Note that the rangebound trading maps to the 0.786 and 0.618 Fibbonaci retracement levels.
It we see a capitulation soon then it would probably put the base of the second descending triangle in danger, with a return to a testing of $3,178. The triangle pattern could repeat for a third time, taking the price below $3,000 to perhaps $2,500, which is the view of ADVFN chief executive and bitcoin enthusiast Clem Chambers, as outlined in a piece for Forbes earlier this week. He sees that as confirmation of his previously stated entry point at $2,500.
Perhaps it is anyone’s guess how many iterations there might be of the repeating pattern – or fractal as technicians would have it, but it seems to be telling us something.

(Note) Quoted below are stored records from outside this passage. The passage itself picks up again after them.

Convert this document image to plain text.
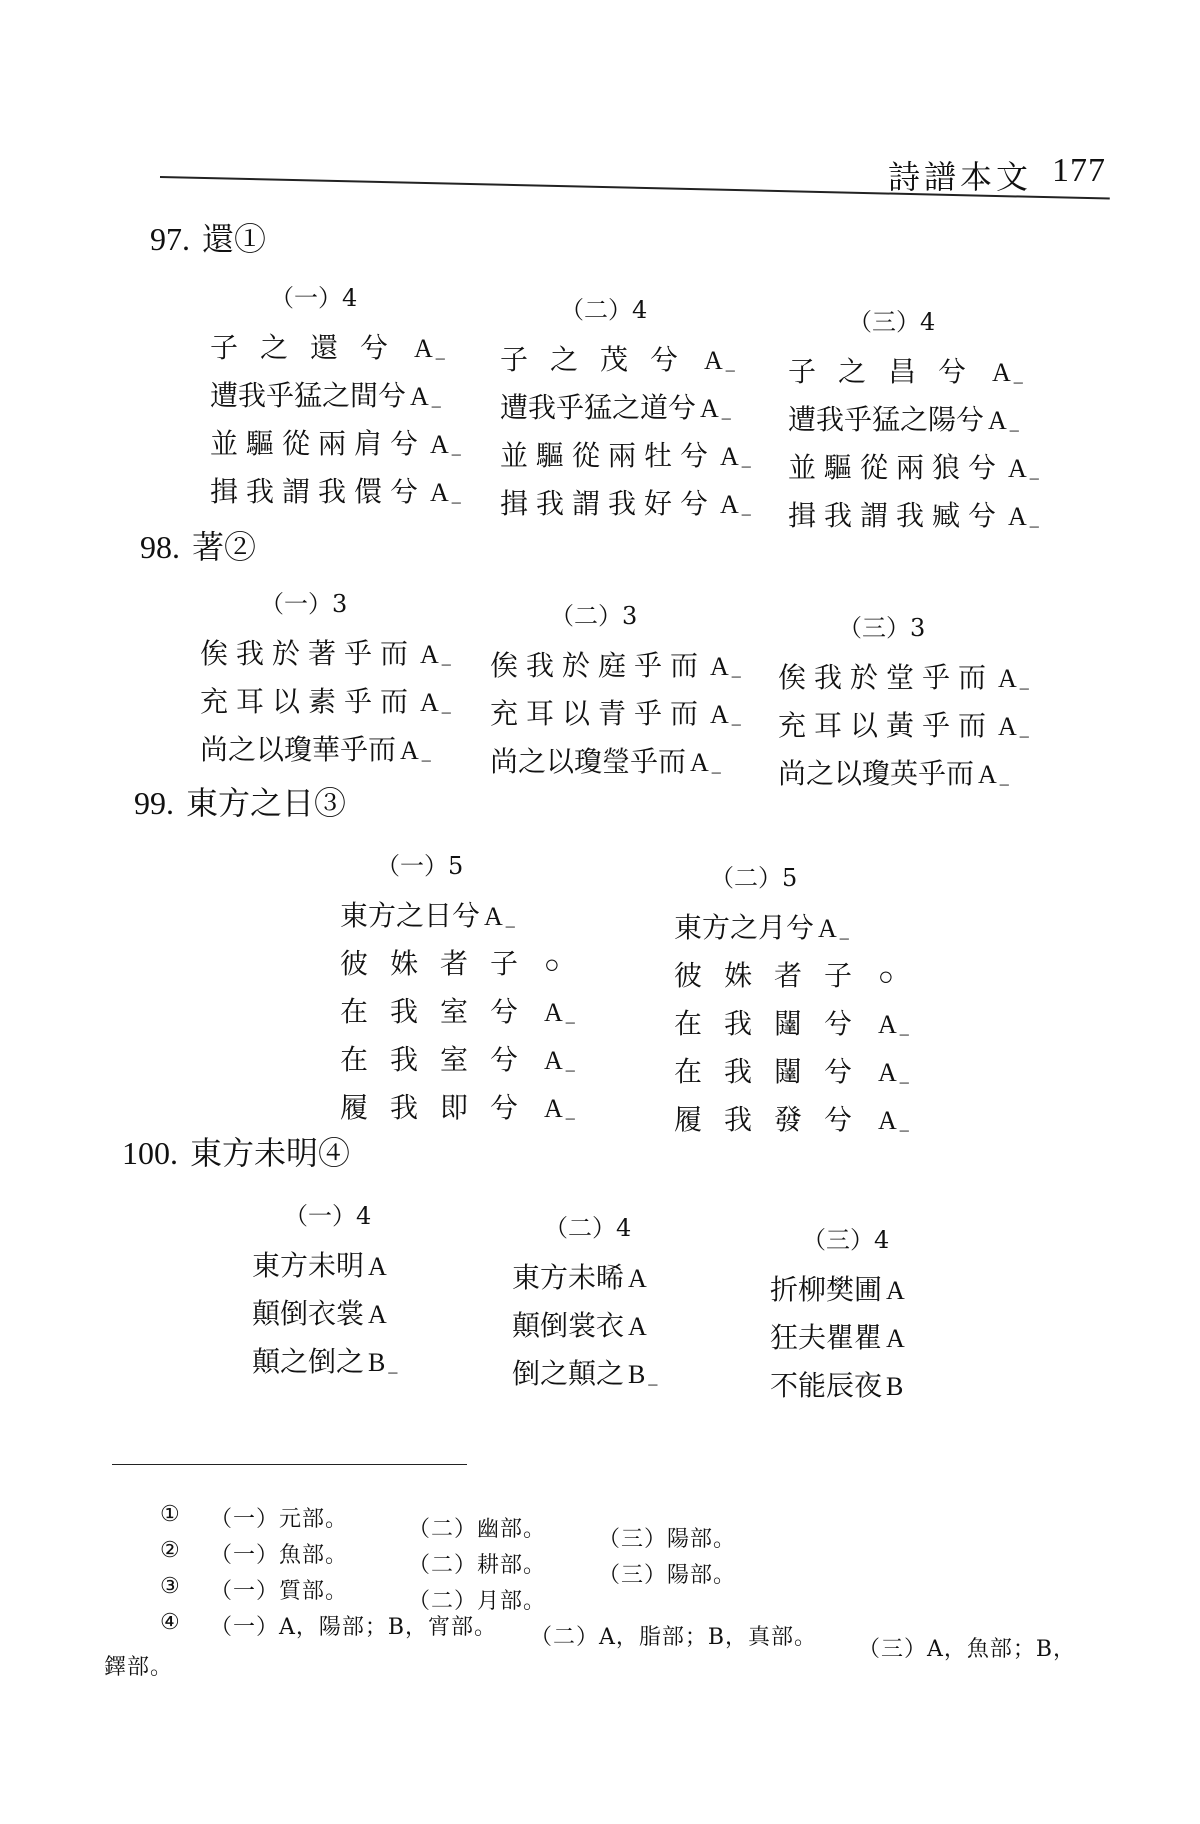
詩譜本文 177
97. 還①
（一）4
子之還兮 A _
遭我乎猛之間兮 A _
並驅從兩肩兮 A _
揖我謂我儇兮 A _
（二）4
子之茂兮 A _
遭我乎猛之道兮 A _
並驅從兩牡兮 A _
揖我謂我好兮 A _
（三）4
子之昌兮 A _
遭我乎猛之陽兮 A _
並驅從兩狼兮 A _
揖我謂我臧兮 A _
98. 著②
（一）3
俟我於著乎而 A _
充耳以素乎而 A _
尚之以瓊華乎而 A _
（二）3
俟我於庭乎而 A _
充耳以青乎而 A _
尚之以瓊瑩乎而 A _
（三）3
俟我於堂乎而 A _
充耳以黃乎而 A _
尚之以瓊英乎而 A _
99. 東方之日③
（一）5
東方之日兮 A _
彼姝者子 ○
在我室兮 A _
在我室兮 A _
履我即兮 A _
（二）5
東方之月兮 A _
彼姝者子 ○
在我闥兮 A _
在我闥兮 A _
履我發兮 A _
100. 東方未明④
（一）4
東方未明 A
顛倒衣裳 A
顛之倒之 B _
（二）4
東方未晞 A
顛倒裳衣 A
倒之顛之 B _
（三）4
折柳樊圃 A
狂夫瞿瞿 A
不能辰夜 B
① （一）元部。	（二）幽部。 （三）陽部。
② （一）魚部。	（二）耕部。 （三）陽部。
③ （一）質部。	（二）月部。
④ （一）A，陽部；B，宵部。 （二）A，脂部；B，真部。 （三）A，魚部；B，
鐸部。
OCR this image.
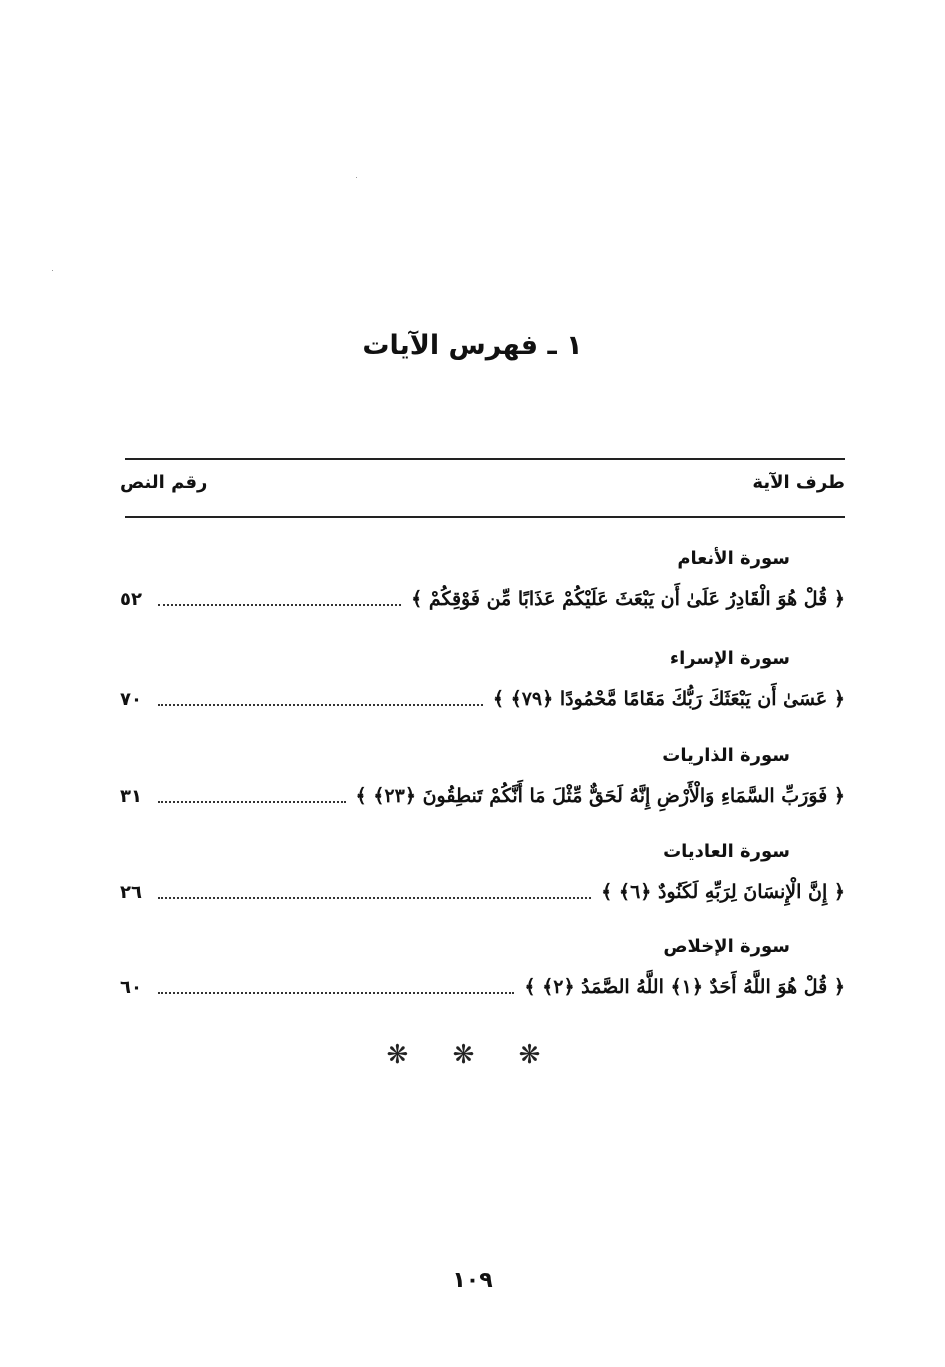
١ ـ فهرس الآيات
طرف الآية
رقم النص
سورة الأنعام
﴿ قُلْ هُوَ الْقَادِرُ عَلَىٰ أَن يَبْعَثَ عَلَيْكُمْ عَذَابًا مِّن فَوْقِكُمْ ﴾
٥٢
سورة الإسراء
﴿ عَسَىٰ أَن يَبْعَثَكَ رَبُّكَ مَقَامًا مَّحْمُودًا ﴿٧٩﴾ ﴾
٧٠
سورة الذاريات
﴿ فَوَرَبِّ السَّمَاءِ وَالْأَرْضِ إِنَّهُ لَحَقٌّ مِّثْلَ مَا أَنَّكُمْ تَنطِقُونَ ﴿٢٣﴾ ﴾
٣١
سورة العاديات
﴿ إِنَّ الْإِنسَانَ لِرَبِّهِ لَكَنُودٌ ﴿٦﴾ ﴾
٢٦
سورة الإخلاص
﴿ قُلْ هُوَ اللَّهُ أَحَدٌ ﴿١﴾ اللَّهُ الصَّمَدُ ﴿٢﴾ ﴾
٦٠
❋ ❋ ❋
١٠٩
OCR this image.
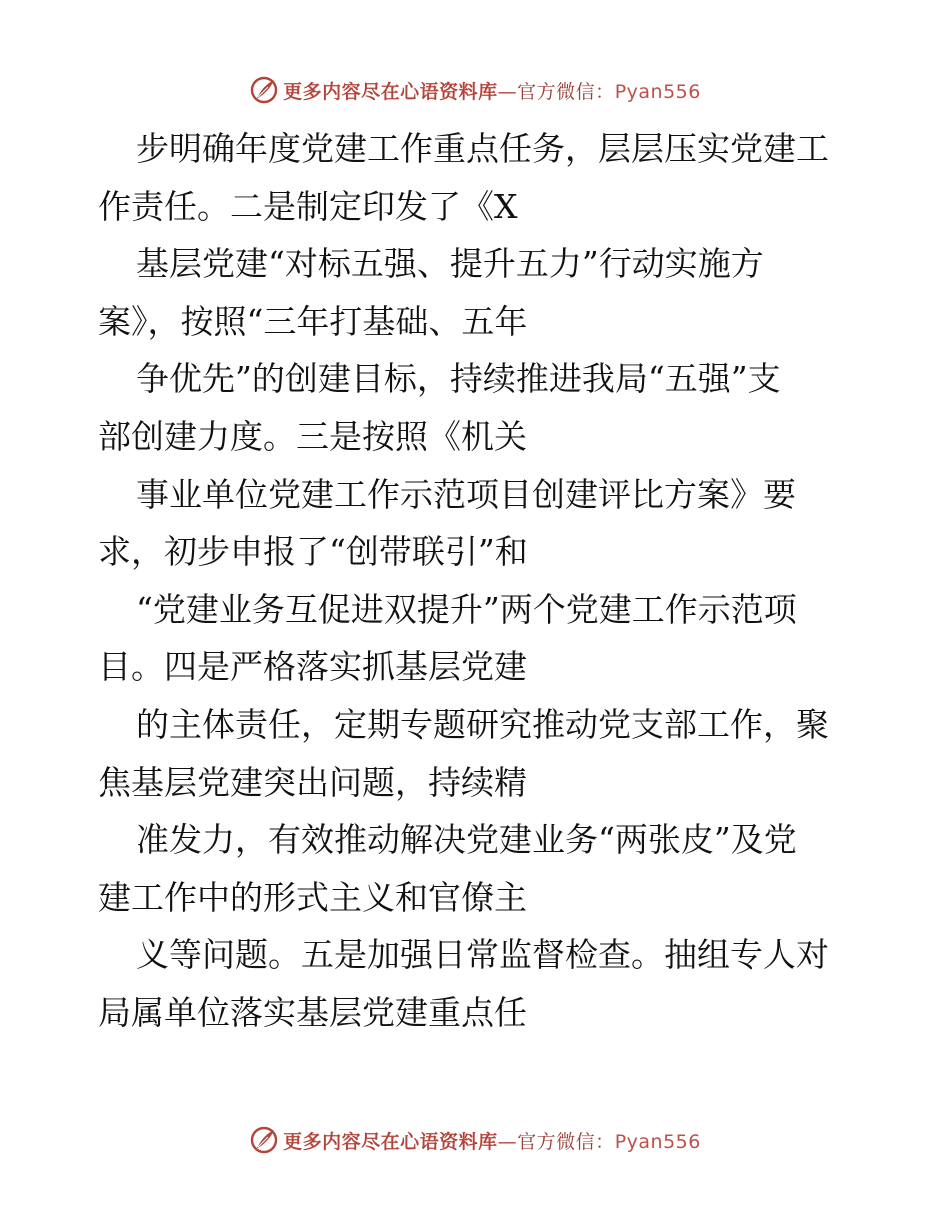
更多内容尽在心语资料库—官方微信：Pyan556
步明确年度党建工作重点任务，层层压实党建工
作责任。二是制定印发了《X
基层党建“对标五强、提升五力”行动实施方
案》，按照“三年打基础、五年
争优先”的创建目标，持续推进我局“五强”支
部创建力度。三是按照《机关
事业单位党建工作示范项目创建评比方案》要
求，初步申报了“创带联引”和
“党建业务互促进双提升”两个党建工作示范项
目。四是严格落实抓基层党建
的主体责任，定期专题研究推动党支部工作，聚
焦基层党建突出问题，持续精
准发力，有效推动解决党建业务“两张皮”及党
建工作中的形式主义和官僚主
义等问题。五是加强日常监督检查。抽组专人对
局属单位落实基层党建重点任
更多内容尽在心语资料库—官方微信：Pyan556
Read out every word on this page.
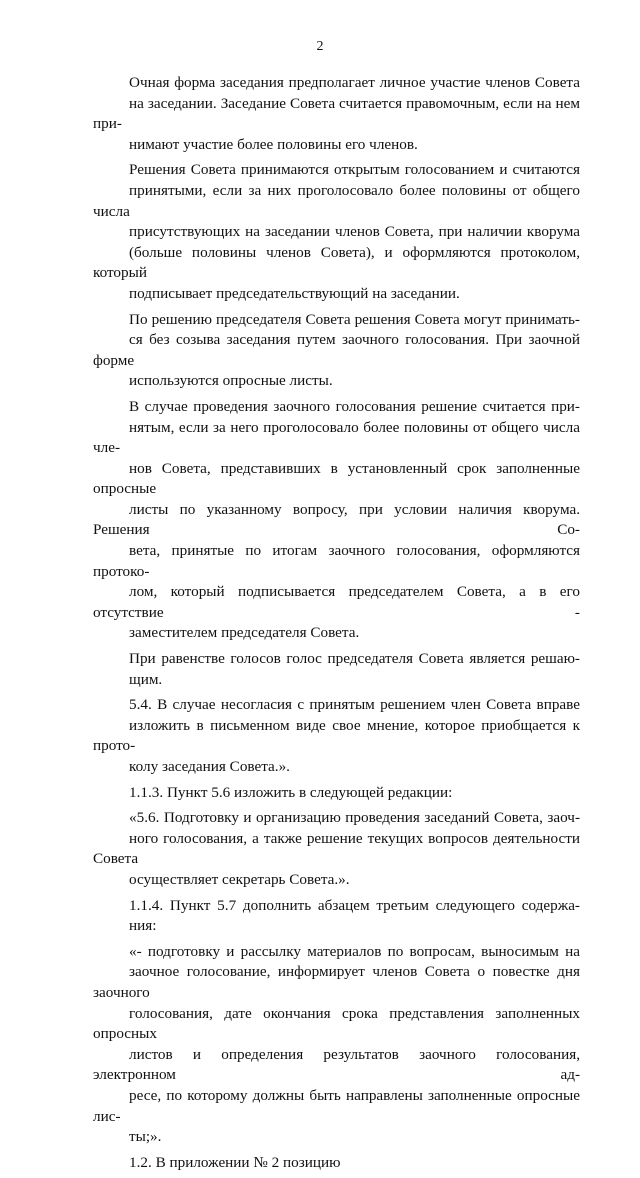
2

Очная форма заседания предполагает личное участие членов Совета
на заседании. Заседание Совета считается правомочным, если на нем при-
нимают участие более половины его членов.

Решения Совета принимаются открытым голосованием и считаются
принятыми, если за них проголосовало более половины от общего числа
присутствующих на заседании членов Совета, при наличии кворума
(больше половины членов Совета), и оформляются протоколом, который
подписывает председательствующий на заседании.

По решению председателя Совета решения Совета могут принимать-
ся без созыва заседания путем заочного голосования. При заочной форме
используются опросные листы.

В случае проведения заочного голосования решение считается при-
нятым, если за него проголосовало более половины от общего числа чле-
нов Совета, представивших в установленный срок заполненные опросные
листы по указанному вопросу, при условии наличия кворума. Решения Со-
вета, принятые по итогам заочного голосования, оформляются протоко-
лом, который подписывается председателем Совета, а в его отсутствие -
заместителем председателя Совета.

При равенстве голосов голос председателя Совета является решаю-
щим.

5.4. В случае несогласия с принятым решением член Совета вправе
изложить в письменном виде свое мнение, которое приобщается к прото-
колу заседания Совета.».

1.1.3. Пункт 5.6 изложить в следующей редакции:

«5.6. Подготовку и организацию проведения заседаний Совета, заоч-
ного голосования, а также решение текущих вопросов деятельности Совета
осуществляет секретарь Совета.».

1.1.4. Пункт 5.7 дополнить абзацем третьим следующего содержа-
ния:

«- подготовку и рассылку материалов по вопросам, выносимым на
заочное голосование, информирует членов Совета о повестке дня заочного
голосования, дате окончания срока представления заполненных опросных
листов и определения результатов заочного голосования, электронном ад-
ресе, по которому должны быть направлены заполненные опросные лис-
ты;».

1.2. В приложении № 2 позицию
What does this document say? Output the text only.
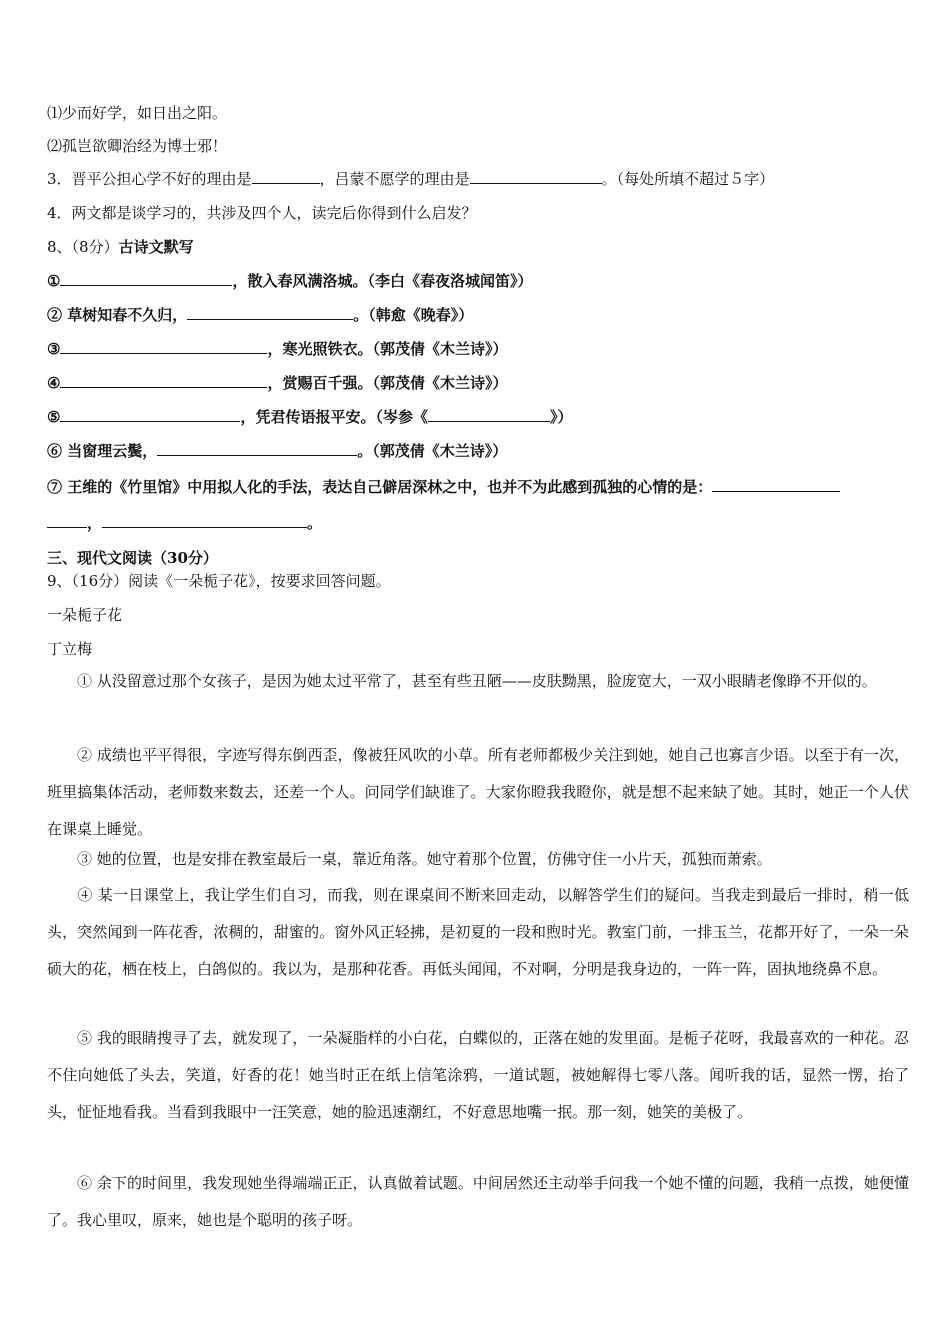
⑴少而好学，如日出之阳。
⑵孤岂欲卿治经为博士邪！
3．晋平公担心学不好的理由是	，吕蒙不愿学的理由是	。（每处所填不超过５字）
4．两文都是谈学习的，共涉及四个人，读完后你得到什么启发？
8、（8分）古诗文默写
①	，散入春风满洛城。（李白《春夜洛城闻笛》）
② 草树知春不久归，	。（韩愈《晚春》）
③	，寒光照铁衣。（郭茂倩《木兰诗》）
④	，赏赐百千强。（郭茂倩《木兰诗》）
⑤	，凭君传语报平安。（岑参《	》）
⑥ 当窗理云鬓，	。（郭茂倩《木兰诗》）
⑦ 王维的《竹里馆》中用拟人化的手法，表达自己僻居深林之中，也并不为此感到孤独的心情的是：
，	。
三、现代文阅读（30分）
9、（16分）阅读《一朵栀子花》，按要求回答问题。
一朵栀子花
丁立梅
① 从没留意过那个女孩子，是因为她太过平常了，甚至有些丑陋——皮肤黝黑，脸庞宽大，一双小眼睛老像睁不开似的。
② 成绩也平平得很，字迹写得东倒西歪，像被狂风吹的小草。所有老师都极少关注到她，她自己也寡言少语。以至于有一次，班里搞集体活动，老师数来数去，还差一个人。问同学们缺谁了。大家你瞪我我瞪你，就是想不起来缺了她。其时，她正一个人伏在课桌上睡觉。
③ 她的位置，也是安排在教室最后一桌，靠近角落。她守着那个位置，仿佛守住一小片天，孤独而萧索。
④ 某一日课堂上，我让学生们自习，而我，则在课桌间不断来回走动，以解答学生们的疑问。当我走到最后一排时，稍一低头，突然闻到一阵花香，浓稠的，甜蜜的。窗外风正轻拂，是初夏的一段和煦时光。教室门前，一排玉兰，花都开好了，一朵一朵硕大的花，栖在枝上，白鸽似的。我以为，是那种花香。再低头闻闻，不对啊，分明是我身边的，一阵一阵，固执地绕鼻不息。
⑤ 我的眼睛搜寻了去，就发现了，一朵凝脂样的小白花，白蝶似的，正落在她的发里面。是栀子花呀，我最喜欢的一种花。忍不住向她低了头去，笑道，好香的花！她当时正在纸上信笔涂鸦，一道试题，被她解得七零八落。闻听我的话，显然一愣，抬了头，怔怔地看我。当看到我眼中一汪笑意，她的脸迅速潮红，不好意思地嘴一抿。那一刻，她笑的美极了。
⑥ 余下的时间里，我发现她坐得端端正正，认真做着试题。中间居然还主动举手问我一个她不懂的问题，我稍一点拨，她便懂了。我心里叹，原来，她也是个聪明的孩子呀。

Whatever the precise price tolerance, the bearish end game is in view for those persuaded by the analysis above, with the capitulation either imminent or occurring sometime around May. For the spring trajectory to hold true, expect to see further rallies higher being progressively rebuffed at levels further and further below $4,000.
Turning to the moving averages favoured by many price analysts indicators, there is another view abroad that market participants holding long positions probably don’t want to hear.
If we look at the 200-day and 50-day moving averages on the 1-week chart, there is an unmistakable conclusion the dispassionate observer is inclined to consider.
Since May last year, the price has not traded above the 50-day simple moving average (50MA). Bitcoin tried to break above the 50MA in July and failed. The 50MA, therefore, provides an upper price band.
For the bottom price band, we can use the 200MA on the same 1-week chart.
Low and behold, the 200MA is our support level, as confirmed by two weeks in December where the $3,170 level held. Indeed, bitcoin powered off it in the week of 17 December for an $800 gain.
It seems reasonable to conclude that the price could bounce between these two moving averages, which would mean that the capitulation that typically characterizes the end of a bear market is not at hand. We would expect to see the two bands converging, with a crossover signaling a bullish inflection point for the BTCUSD market.
That happy circumstance may not materialize until some time after May – perhaps not until early next year.
That, at any rate, is the view of respected derivatives and bitcoin trader Tone Vays, as set out in a recent YouTube discussion, and many other professional traders besides.
Winter is coming… to an end
So the technical analysts are split on whether BTC goes into the $2,000s (or even $1,800 by the most bearish forecasters, excluding those who think it will go to zero because it has no intrinsic value), bottoms at $3,170 or whether it is fated to trade in the $6,000-$3,200 range for the rest of the year before the final capitulation arrives.
The latter interpretation would be great for traders taking shorts and longs. However, for those hoping for the end to the ‘crypto winter’ soon, it could be a disappointment, although prices in the $6,000s would still be a near 100% gain on the year lows at $3,170.
However, technicals alone rarely tell the whole story and with the transaction fundamentals of bitcoin holding firm despite the sell-off and the regulatory and institutional landscape set fair for positive developments, hodlers still have reasons to be cheerful.